挿入歌はバービーボーイズの暗闇でDANCE。
KONTAと杏子の歌声が懐かしい。
なるほど、この歌詞が彼女達の気持ちなのだろう。掴みは上手いね。
先客の友人、明を見つけ海パンを脱がし、プールの仕切りで巻き付け溺死寸前に。かなりの暴走。
明の友人、三上と清水、梅宮先生にも連絡して来て貰う。梅宮先生役三浦友和さんは男前だね。
思春期真っ只中、主となる女の子5名と男の子3名。中学生らしい、うまく表現出来ない葛藤の気持ちがそれぞれにある。理恵の『あ~あ台風こないかな』に象徴される用に、この日常が壊れればと願ってるのかも知れない。
異性、同性、進学、暴力、家庭、喫煙など、もやもやしつつ解消できない。
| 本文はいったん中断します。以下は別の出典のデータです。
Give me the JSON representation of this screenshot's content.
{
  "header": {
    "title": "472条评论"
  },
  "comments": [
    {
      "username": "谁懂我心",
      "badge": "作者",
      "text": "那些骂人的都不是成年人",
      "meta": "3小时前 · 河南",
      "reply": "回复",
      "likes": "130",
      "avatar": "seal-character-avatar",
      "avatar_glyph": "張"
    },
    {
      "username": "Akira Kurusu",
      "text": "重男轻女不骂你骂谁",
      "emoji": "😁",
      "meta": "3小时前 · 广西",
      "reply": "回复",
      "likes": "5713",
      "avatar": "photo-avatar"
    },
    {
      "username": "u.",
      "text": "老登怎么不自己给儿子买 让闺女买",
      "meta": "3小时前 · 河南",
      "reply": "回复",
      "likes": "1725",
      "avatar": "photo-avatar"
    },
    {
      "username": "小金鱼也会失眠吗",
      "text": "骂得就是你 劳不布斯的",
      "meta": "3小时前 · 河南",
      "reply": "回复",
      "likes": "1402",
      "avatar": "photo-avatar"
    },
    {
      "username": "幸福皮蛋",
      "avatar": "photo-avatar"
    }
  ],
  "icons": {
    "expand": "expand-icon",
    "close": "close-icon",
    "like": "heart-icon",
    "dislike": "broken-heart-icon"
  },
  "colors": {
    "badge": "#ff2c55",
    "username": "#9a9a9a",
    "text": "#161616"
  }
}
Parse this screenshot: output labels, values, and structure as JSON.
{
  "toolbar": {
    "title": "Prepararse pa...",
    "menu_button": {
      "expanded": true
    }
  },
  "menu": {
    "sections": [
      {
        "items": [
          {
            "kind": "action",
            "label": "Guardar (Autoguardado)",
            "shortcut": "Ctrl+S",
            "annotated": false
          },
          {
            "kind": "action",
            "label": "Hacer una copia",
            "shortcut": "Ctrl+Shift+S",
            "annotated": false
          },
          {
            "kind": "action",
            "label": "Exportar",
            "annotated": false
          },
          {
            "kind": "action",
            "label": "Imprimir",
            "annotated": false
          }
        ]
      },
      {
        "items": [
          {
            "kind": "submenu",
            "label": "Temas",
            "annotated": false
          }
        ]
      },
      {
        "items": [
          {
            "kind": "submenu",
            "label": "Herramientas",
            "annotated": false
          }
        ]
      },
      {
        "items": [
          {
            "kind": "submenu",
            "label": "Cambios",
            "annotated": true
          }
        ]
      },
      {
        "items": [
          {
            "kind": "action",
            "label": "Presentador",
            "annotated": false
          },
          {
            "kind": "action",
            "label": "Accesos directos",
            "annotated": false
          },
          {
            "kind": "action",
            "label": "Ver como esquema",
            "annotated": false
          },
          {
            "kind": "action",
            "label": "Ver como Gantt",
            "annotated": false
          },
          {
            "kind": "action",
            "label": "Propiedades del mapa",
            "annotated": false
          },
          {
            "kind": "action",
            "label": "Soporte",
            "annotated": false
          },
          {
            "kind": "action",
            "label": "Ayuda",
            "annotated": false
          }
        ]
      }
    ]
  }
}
先が見えない将来への不安がある感じ。
台風当日、生徒達は学校に鍵を掛けられ閉じ込められる。授業をエスケープした生徒も合流。
今迄のよく分からない鬱憤をはらすかのように
踊る。下着姿になり体育館、水溜り、台風の中を愉しく狂気的なテンションではしゃぐ彼ら。
一人だけ考え込んで、出遅れる三上君。
こんな大人(先生)達には成りたくないし、納得いかない様子。翌朝、死は生に先行すると言って飛び降り。何故か犬神家風に脚だけが地上に。
死を意識する事で生になる事を示したかったのだろう。間近で沸々と感じる矛盾する大人に対して。
エンドロールで運動会の曲が流れたから、多分三上君は助かった気がする。
台風がそうさせたのか、若しくはこのような日を待ち望んでたのかは分からないが、この長い台風
の一日を通して自分達の気持ちを吐き出した気がする。わらべの『もしも明日が』を口ずさみながら。
その大切な一日を飛んで日常に戻ったんだね。